On the status page here it implies the project has had issues:[0]
[0]http://gcc.gnu.org/wiki/C11Status
Yet, on the release notes it says "Substantially complete" but it's really as clear as mud whether it's all there[2].
[2]http://gcc.gnu.org/gcc-4.9/changes.html
I suppose that on Linux and Windows the intel compiler relies on the GCC/MS implementation of memcpy_s.
#define const_cast CONST_CAST_IS_FORBIDDEN #define dynamic_cast DYNAMIC_CAST_IS_NEVER_NECESSARY
etc...
its dirty, but it gets the job done
These functions have no right to exist.
char dst[5];
sprintf(dst, "%.*s", (int)sizeof(dst)-1, "Hello!");
Copies a null-terminated string to dst, truncating if necessary to avoid overflow.Just don't forget the "." or the "-1".
But banning gets is obvious because it is by definition facing external input
(It is perfect with no sidebar on Dolphin/Note 2. Arstechnica on the other hand has been broken for a few days already.)
My theory (based purely on using the site, mind you) is that the all the crazy dynamic display stuff in Blogger (before that, it was a much more normal/boring blogging platform) was one last hurrah before the project was relegated to "legacy barely-maintained-mode," and that it hasn't had proper testing in years...
Given that, I think really the best thing would be if they come up with a way to integrate it into Google+ and retire Blogger as a platform. Hopefully they'd add some more features[1] to G+ to keep the functionality roughly equivalent and support the longer-form type of article which is more common on blogs, and keep the domain and blog identities from Blogger around as a thin skin. At least then it would be well maintained.

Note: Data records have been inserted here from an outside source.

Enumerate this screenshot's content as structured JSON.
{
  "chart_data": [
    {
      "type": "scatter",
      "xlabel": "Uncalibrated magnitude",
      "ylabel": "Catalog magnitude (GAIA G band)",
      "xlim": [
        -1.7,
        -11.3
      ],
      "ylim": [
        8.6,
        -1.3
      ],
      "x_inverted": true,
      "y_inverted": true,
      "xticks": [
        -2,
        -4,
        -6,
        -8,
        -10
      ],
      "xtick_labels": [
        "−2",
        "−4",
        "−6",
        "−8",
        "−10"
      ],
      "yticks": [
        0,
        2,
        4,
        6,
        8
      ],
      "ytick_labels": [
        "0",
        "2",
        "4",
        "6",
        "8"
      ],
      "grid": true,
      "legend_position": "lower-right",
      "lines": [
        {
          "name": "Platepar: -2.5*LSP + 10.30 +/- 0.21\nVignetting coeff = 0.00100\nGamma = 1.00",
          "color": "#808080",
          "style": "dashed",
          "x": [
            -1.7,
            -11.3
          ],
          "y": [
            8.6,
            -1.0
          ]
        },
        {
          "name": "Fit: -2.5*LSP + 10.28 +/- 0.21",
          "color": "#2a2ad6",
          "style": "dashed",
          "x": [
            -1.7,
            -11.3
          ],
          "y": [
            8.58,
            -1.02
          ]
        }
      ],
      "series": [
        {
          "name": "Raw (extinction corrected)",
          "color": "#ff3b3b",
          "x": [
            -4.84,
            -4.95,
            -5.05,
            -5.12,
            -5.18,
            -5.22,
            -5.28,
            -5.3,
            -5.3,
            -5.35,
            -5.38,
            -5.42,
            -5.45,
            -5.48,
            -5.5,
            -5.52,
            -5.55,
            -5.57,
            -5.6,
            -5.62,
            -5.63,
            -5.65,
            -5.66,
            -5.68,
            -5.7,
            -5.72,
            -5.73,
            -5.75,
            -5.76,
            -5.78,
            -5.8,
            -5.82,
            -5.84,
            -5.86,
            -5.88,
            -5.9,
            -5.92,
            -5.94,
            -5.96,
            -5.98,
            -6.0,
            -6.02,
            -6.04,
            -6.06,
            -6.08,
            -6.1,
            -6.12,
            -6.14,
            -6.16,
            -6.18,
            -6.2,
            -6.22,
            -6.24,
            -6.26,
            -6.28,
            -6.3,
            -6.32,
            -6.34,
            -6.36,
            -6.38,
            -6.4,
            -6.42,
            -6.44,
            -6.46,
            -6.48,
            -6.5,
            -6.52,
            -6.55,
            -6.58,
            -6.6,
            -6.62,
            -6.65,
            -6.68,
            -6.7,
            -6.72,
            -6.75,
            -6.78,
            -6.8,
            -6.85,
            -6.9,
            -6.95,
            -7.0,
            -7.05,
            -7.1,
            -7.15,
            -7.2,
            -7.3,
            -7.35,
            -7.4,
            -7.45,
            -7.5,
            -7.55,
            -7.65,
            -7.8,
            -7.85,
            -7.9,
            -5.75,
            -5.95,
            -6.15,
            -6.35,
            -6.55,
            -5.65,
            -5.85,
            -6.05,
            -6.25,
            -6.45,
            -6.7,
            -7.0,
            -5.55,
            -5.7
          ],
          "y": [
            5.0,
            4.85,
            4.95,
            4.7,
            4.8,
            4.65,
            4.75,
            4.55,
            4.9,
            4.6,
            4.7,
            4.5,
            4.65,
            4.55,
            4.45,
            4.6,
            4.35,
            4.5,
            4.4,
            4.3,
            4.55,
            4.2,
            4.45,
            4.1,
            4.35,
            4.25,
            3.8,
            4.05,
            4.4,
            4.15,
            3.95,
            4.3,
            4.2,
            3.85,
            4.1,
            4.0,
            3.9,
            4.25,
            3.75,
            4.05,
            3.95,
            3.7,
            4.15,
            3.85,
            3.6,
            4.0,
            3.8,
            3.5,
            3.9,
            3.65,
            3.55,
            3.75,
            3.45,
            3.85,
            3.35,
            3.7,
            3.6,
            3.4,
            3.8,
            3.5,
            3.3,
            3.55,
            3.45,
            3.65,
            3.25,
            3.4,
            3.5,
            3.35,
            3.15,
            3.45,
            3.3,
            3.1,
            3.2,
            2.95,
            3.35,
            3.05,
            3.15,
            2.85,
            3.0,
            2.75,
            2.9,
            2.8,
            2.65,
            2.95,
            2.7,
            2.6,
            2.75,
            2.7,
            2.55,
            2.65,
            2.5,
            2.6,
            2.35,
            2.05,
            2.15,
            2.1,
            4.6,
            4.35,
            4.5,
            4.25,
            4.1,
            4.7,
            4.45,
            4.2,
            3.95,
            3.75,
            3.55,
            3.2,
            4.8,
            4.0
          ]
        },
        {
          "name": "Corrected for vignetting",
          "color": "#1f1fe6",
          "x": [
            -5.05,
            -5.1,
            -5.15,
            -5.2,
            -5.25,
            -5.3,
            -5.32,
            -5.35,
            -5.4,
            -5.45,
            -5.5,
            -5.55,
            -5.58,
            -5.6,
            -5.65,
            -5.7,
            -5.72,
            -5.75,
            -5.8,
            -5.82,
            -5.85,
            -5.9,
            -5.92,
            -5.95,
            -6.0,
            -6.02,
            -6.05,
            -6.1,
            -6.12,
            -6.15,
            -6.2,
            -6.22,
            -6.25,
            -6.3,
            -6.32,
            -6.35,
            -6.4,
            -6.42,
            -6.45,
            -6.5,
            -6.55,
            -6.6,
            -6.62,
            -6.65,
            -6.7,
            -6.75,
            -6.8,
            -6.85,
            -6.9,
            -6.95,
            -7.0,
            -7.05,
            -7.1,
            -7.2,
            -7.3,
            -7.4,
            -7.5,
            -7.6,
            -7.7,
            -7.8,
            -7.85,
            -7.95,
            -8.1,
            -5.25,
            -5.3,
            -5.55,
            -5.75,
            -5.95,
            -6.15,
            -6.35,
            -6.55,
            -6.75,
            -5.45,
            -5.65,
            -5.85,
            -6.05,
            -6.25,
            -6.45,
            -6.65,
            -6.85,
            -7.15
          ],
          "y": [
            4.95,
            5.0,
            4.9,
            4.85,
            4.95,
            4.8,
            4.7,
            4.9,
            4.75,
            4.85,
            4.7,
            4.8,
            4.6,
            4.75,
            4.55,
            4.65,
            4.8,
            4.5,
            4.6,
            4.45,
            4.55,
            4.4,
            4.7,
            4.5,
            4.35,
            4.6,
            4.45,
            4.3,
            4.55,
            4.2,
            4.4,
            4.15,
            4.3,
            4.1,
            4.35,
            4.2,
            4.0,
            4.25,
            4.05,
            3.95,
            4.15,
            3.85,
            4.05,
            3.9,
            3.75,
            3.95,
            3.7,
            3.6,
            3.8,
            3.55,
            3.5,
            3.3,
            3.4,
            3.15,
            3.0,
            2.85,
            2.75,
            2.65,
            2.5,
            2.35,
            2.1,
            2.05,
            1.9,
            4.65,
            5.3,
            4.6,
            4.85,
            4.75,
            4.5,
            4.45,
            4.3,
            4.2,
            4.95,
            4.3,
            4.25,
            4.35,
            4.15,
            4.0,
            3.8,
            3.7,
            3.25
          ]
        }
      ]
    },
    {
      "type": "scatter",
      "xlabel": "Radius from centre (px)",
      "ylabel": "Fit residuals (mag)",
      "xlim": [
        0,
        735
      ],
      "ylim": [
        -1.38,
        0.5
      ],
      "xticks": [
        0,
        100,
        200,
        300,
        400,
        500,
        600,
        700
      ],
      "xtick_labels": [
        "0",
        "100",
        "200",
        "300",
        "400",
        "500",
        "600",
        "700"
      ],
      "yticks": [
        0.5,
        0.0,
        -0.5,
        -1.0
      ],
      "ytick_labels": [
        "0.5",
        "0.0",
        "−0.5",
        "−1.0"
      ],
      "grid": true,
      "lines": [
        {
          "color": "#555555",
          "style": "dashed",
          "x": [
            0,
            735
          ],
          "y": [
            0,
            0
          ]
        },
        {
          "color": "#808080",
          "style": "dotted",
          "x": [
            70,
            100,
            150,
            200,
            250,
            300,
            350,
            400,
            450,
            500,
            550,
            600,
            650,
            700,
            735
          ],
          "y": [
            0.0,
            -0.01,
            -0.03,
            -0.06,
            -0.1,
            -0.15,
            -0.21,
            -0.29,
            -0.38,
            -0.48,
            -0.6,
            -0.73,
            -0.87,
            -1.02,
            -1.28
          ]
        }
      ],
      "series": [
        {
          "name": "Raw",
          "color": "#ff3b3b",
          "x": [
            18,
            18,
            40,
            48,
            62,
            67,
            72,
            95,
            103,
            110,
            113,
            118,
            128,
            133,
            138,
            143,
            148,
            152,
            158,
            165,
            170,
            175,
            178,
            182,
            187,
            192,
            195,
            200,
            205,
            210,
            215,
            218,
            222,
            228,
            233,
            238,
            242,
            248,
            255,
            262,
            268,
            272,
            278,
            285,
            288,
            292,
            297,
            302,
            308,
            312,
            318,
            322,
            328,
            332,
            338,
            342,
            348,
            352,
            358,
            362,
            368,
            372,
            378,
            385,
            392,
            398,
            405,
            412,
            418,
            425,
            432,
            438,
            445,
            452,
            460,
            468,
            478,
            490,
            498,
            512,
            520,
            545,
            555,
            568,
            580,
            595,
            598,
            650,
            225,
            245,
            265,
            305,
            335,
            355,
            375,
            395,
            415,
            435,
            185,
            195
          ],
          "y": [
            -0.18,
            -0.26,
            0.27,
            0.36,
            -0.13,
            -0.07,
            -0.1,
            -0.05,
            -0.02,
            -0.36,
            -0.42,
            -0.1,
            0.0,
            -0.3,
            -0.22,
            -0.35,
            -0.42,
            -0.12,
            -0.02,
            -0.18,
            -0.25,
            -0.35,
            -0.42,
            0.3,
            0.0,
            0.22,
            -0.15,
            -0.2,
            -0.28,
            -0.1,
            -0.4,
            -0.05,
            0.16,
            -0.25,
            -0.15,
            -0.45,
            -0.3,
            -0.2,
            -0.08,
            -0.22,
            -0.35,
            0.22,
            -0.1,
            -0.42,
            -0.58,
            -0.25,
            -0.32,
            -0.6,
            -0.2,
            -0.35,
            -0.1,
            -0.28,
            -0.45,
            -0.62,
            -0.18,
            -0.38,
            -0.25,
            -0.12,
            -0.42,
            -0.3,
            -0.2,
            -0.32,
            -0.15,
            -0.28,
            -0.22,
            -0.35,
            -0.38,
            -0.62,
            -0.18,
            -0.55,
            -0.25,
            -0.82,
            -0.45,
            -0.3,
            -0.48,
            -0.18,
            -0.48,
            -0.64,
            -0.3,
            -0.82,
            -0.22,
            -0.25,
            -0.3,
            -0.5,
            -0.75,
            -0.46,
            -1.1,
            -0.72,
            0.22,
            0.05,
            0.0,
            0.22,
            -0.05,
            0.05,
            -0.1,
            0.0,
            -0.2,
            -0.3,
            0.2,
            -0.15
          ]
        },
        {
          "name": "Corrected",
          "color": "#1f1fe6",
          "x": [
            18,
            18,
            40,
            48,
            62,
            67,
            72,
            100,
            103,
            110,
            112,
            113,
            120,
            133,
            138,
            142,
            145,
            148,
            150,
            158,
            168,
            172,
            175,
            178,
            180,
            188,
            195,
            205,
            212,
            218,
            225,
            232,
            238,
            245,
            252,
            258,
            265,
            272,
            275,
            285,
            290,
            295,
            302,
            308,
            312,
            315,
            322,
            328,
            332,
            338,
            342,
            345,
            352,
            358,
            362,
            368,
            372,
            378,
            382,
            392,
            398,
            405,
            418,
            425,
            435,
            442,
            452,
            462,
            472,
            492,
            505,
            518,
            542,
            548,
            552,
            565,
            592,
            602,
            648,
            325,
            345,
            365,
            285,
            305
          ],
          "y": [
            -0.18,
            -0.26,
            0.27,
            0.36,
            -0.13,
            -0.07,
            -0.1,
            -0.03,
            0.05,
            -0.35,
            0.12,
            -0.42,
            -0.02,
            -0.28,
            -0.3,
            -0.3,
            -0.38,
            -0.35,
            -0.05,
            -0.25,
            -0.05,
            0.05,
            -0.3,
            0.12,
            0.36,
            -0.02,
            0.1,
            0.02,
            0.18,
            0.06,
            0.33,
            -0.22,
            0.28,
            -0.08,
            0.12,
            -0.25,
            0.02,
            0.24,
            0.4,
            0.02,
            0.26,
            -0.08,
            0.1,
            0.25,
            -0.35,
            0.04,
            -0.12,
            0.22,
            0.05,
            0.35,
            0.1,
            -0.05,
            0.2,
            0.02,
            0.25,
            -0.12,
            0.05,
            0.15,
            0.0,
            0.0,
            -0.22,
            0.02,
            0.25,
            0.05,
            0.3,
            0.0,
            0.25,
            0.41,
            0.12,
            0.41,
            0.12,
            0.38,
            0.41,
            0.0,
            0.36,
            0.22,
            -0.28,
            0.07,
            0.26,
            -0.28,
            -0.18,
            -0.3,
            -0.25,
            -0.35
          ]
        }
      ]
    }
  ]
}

[1] E.g. better markdown support, multiple embedded images, some sort of easier access to older articles (Blogger lets you browse by year/month), etc.
http://linux.die.net/man/1/gcc
-include file Process file as if "#include "file"" appeared as the first line of the primary source file. However, the first directory searched for file is the preprocessor's working directory instead of the directory containing the main source file. If not found there, it is searched for in the remainder of the "#include "..."" search chain as normal. If multiple -include options are given, the files are included in the order they appear on the command line.